Aerobic activity is also called endurance activity or cardio activity.
During aerobic activity, your body’s large muscles move in a rhythmic manner for a sustained period of time. Aerobic activities cause your heart to beat faster than usual to meet the demands of your body’s movement. Aerobic activities also require your body to use more oxygen. Over time, regular aerobic activity makes your heart and cardiovascular system stronger and fitter.
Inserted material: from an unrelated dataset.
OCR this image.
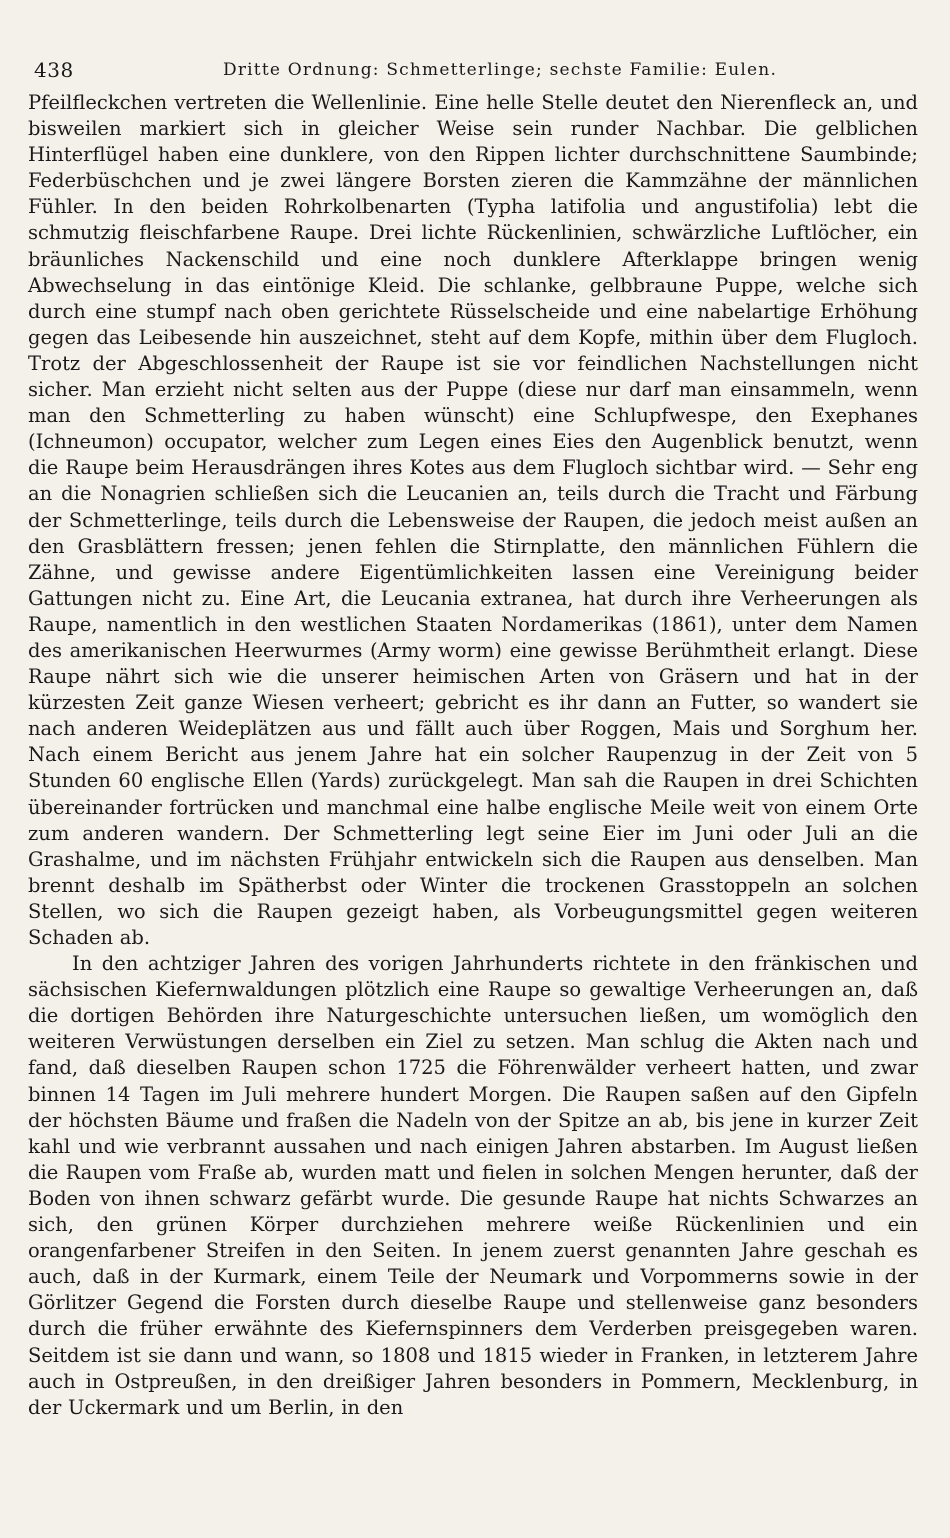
438	Dritte Ordnung: Schmetterlinge; sechste Familie: Eulen.

Pfeilfleckchen vertreten die Wellenlinie. Eine helle Stelle deutet den Nierenfleck an, und bisweilen markiert sich in gleicher Weise sein runder Nachbar. Die gelblichen Hinterflügel haben eine dunklere, von den Rippen lichter durchschnittene Saumbinde; Federbüschchen und je zwei längere Borsten zieren die Kammzähne der männlichen Fühler. In den beiden Rohrkolbenarten (Typha latifolia und angustifolia) lebt die schmutzig fleischfarbene Raupe. Drei lichte Rückenlinien, schwärzliche Luftlöcher, ein bräunliches Nackenschild und eine noch dunklere Afterklappe bringen wenig Abwechselung in das eintönige Kleid. Die schlanke, gelbbraune Puppe, welche sich durch eine stumpf nach oben gerichtete Rüsselscheide und eine nabelartige Erhöhung gegen das Leibesende hin auszeichnet, steht auf dem Kopfe, mithin über dem Flugloch. Trotz der Abgeschlossenheit der Raupe ist sie vor feindlichen Nachstellungen nicht sicher. Man erzieht nicht selten aus der Puppe (diese nur darf man einsammeln, wenn man den Schmetterling zu haben wünscht) eine Schlupfwespe, den Exephanes (Ichneumon) occupator, welcher zum Legen eines Eies den Augenblick benutzt, wenn die Raupe beim Herausdrängen ihres Kotes aus dem Flugloch sichtbar wird. — Sehr eng an die Nonagrien schließen sich die Leucanien an, teils durch die Tracht und Färbung der Schmetterlinge, teils durch die Lebensweise der Raupen, die jedoch meist außen an den Grasblättern fressen; jenen fehlen die Stirnplatte, den männlichen Fühlern die Zähne, und gewisse andere Eigentümlichkeiten lassen eine Vereinigung beider Gattungen nicht zu. Eine Art, die Leucania extranea, hat durch ihre Verheerungen als Raupe, namentlich in den westlichen Staaten Nordamerikas (1861), unter dem Namen des amerikanischen Heerwurmes (Army worm) eine gewisse Berühmtheit erlangt. Diese Raupe nährt sich wie die unserer heimischen Arten von Gräsern und hat in der kürzesten Zeit ganze Wiesen verheert; gebricht es ihr dann an Futter, so wandert sie nach anderen Weideplätzen aus und fällt auch über Roggen, Mais und Sorghum her. Nach einem Bericht aus jenem Jahre hat ein solcher Raupenzug in der Zeit von 5 Stunden 60 englische Ellen (Yards) zurückgelegt. Man sah die Raupen in drei Schichten übereinander fortrücken und manchmal eine halbe englische Meile weit von einem Orte zum anderen wandern. Der Schmetterling legt seine Eier im Juni oder Juli an die Grashalme, und im nächsten Frühjahr entwickeln sich die Raupen aus denselben. Man brennt deshalb im Spätherbst oder Winter die trockenen Grasstoppeln an solchen Stellen, wo sich die Raupen gezeigt haben, als Vorbeugungsmittel gegen weiteren Schaden ab.

In den achtziger Jahren des vorigen Jahrhunderts richtete in den fränkischen und sächsischen Kiefernwaldungen plötzlich eine Raupe so gewaltige Verheerungen an, daß die dortigen Behörden ihre Naturgeschichte untersuchen ließen, um womöglich den weiteren Verwüstungen derselben ein Ziel zu setzen. Man schlug die Akten nach und fand, daß dieselben Raupen schon 1725 die Föhrenwälder verheert hatten, und zwar binnen 14 Tagen im Juli mehrere hundert Morgen. Die Raupen saßen auf den Gipfeln der höchsten Bäume und fraßen die Nadeln von der Spitze an ab, bis jene in kurzer Zeit kahl und wie verbrannt aussahen und nach einigen Jahren abstarben. Im August ließen die Raupen vom Fraße ab, wurden matt und fielen in solchen Mengen herunter, daß der Boden von ihnen schwarz gefärbt wurde. Die gesunde Raupe hat nichts Schwarzes an sich, den grünen Körper durchziehen mehrere weiße Rückenlinien und ein orangenfarbener Streifen in den Seiten. In jenem zuerst genannten Jahre geschah es auch, daß in der Kurmark, einem Teile der Neumark und Vorpommerns sowie in der Görlitzer Gegend die Forsten durch dieselbe Raupe und stellenweise ganz besonders durch die früher erwähnte des Kiefernspinners dem Verderben preisgegeben waren. Seitdem ist sie dann und wann, so 1808 und 1815 wieder in Franken, in letzterem Jahre auch in Ostpreußen, in den dreißiger Jahren besonders in Pommern, Mecklenburg, in der Uckermark und um Berlin, in den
Aerobic physical activity has three components:
1. Intensity - or how hard you work to do the activity:
- Moderate intensity - As a rule of thumb, a person doing moderate intensity aerobic activity may make you breathe harder and make it more difficult to talk, but you should still be able to carry on a conversation. If you are just beginning, slowly work up to moving at a moderate intensity pace. Some examples:
Walking briskly (3 miles per hour or faster, but not race-walking)
Water aerobics
Bicycling slower than 10 miles per hour
Tennis (doubles)
Ballroom dancing
General gardening
- Vigorous intensity - As a rule of thumb, a person doing vigorous intensity activity cannot say more than a few words without pausing for a breath. Some examples:
Racewalking, jogging, or running
Swimming laps
Tennis (singles)
Aerobic dancing
Bicycling 10 miles per hour or faster
Jumping rope
Heavy gardening (continuous digging or hoeing, with heart rate increases)
Hiking uphill or with a heavy backpack
Rock climbing
Training to run a 10K for charity
2. Frequency - or how often you do an aerobic activity.
3. Duration - or how long you do an activity in any one session.
Although these components make up a physical activity profile, it is shown that the total amount of physical activity (for example, minutes of moderate intensity physical activity) is more important for achieving health benefits than is any one component, such as frequency, intensity, or duration.
Experts recommend at least 150 minutes (2 hours and 30 minutes) of moderate intensity physical activity, or 75 minutes (1 hour and 15 minutes) of vigorous intensity aerobic physical activity per week, preferably spread throughout the week. You don’t need to do all of your exercise at once to be physically active. 3 days a week produces health benefits, and may help to reduce the risk of injury and avoid excessive fatigue. You may break up your activity into shorter segments of 10 minutes or more. Episodes of this duration are known to improve cardiovascular fitness and some risk factors for heart disease and type 2 diabetes. Moderate intensity or vigorous intensity physical activities that last for at least 10 minutes count toward meeting the weekly recommendation.
Adults can do either moderate intensity or vigorous intensity aerobic activities, or a combination of both. It takes less time to get the same benefit from vigorous intensity activities as from moderate intensity activities. A general rule of thumb is that 2 minutes of moderate intensity activity counts the same as 1 minute of vigorous intensity activity. For example, 30 minutes of moderate intensity activity a week is roughly the same as 15 minutes of vigorous intensity activity.
If you want to lose weight, you may need to do more than 150 minutes of moderate-intensity aerobic activity per week. Remember that you can be active in several shorter sessions, and that your daily activities count toward calories used.